The decision in any appeal of Halbig—and therefore the ultimate fate of Obamacare—may rest on that question.
The left would like to say it was all a huge oversight and more or less an unfortunate and careless typo or drafting error, and that clearly Congress’s intention was to allow the feds to give out subsidies. The right says no way:
The deliberate creation of a separate section to authorize a separate federal entity is not a drafting error. The repeated and deliberate reference to one section but not another is not a drafting error. The refusal to grant equal authority to two programs authorized by two separate sections is not a drafting error. The decision to specifically reference section X but not section Y in a portion of a law that grants spending or tax authority is not a drafting error.
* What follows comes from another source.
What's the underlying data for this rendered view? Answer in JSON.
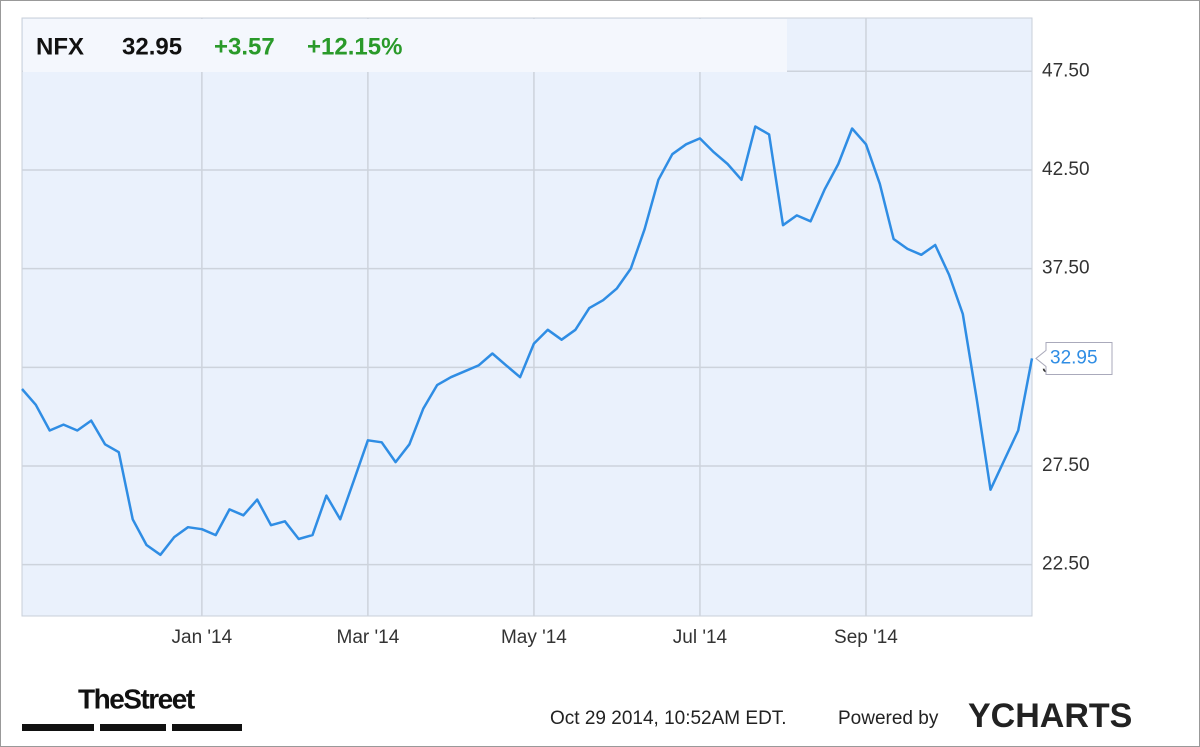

The clear text of the law repeatedly demonstrates that plans purchased via federal exchanges were never meant to be treated the same as plans purchased by state-based exchanges. Despite its assertions, the IRS was never granted the statutory authority to hand out tax credits related to plans purchased via a federal health exchange.
Now a video from 2012 has been unearthed featuring “Obamacare architect” Jonathan Gruber (about whom I’ve written about in depth before). In it Gruber, who should know a thing or two about Obamacare, makes it very very clear that subsidies can come only through the state exchanges. What’s more, he said it on record at least two times, one of them not in response to a question, and explained both times at significant length.
Now, of course, he’s saying dummy me, I can’t even imagine what I was thinking back then. He calls it a “speako”—like a typo, get it? But these were “speakos” that went on for a full minute, in some detail. The most that he could say that would make any sense is that he was mistaken.
It really doesn’t matter, though, whether Gruber was right or wrong. His statements can’t speak for Congress’s intent, although they would constitute a small bit of evidence about it. Intent is deduced from much more than that, but you know what? Statutes are usually considered (at least by non-liberals) to say what they mean unless the mistakes really do involve typos, which the ACA certainly does not (as Sean Davis makes clear).
It might seem a bit odd, but as a general matter, while conservative jurists are likely to look to the intent of the framers for constitutional questions, for statutes the basic process is to look at the plain language of the statute first, either ignoring Congress’ intent entirely, or turning to it only in the case of an ambiguity in the statute.
The language is not the least bit ambiguous here, and it is consistent too. There is really very little wriggle room for interpreting it otherwise. In a more normal world, the courts would simply say to the legislature, “If you didn’t mean what you wrote, go back and fix it so it says what you meant.” Now, of course, that’s not possible, because Obamacare could never be passed again, and everyone knows that. It’s that unpopular.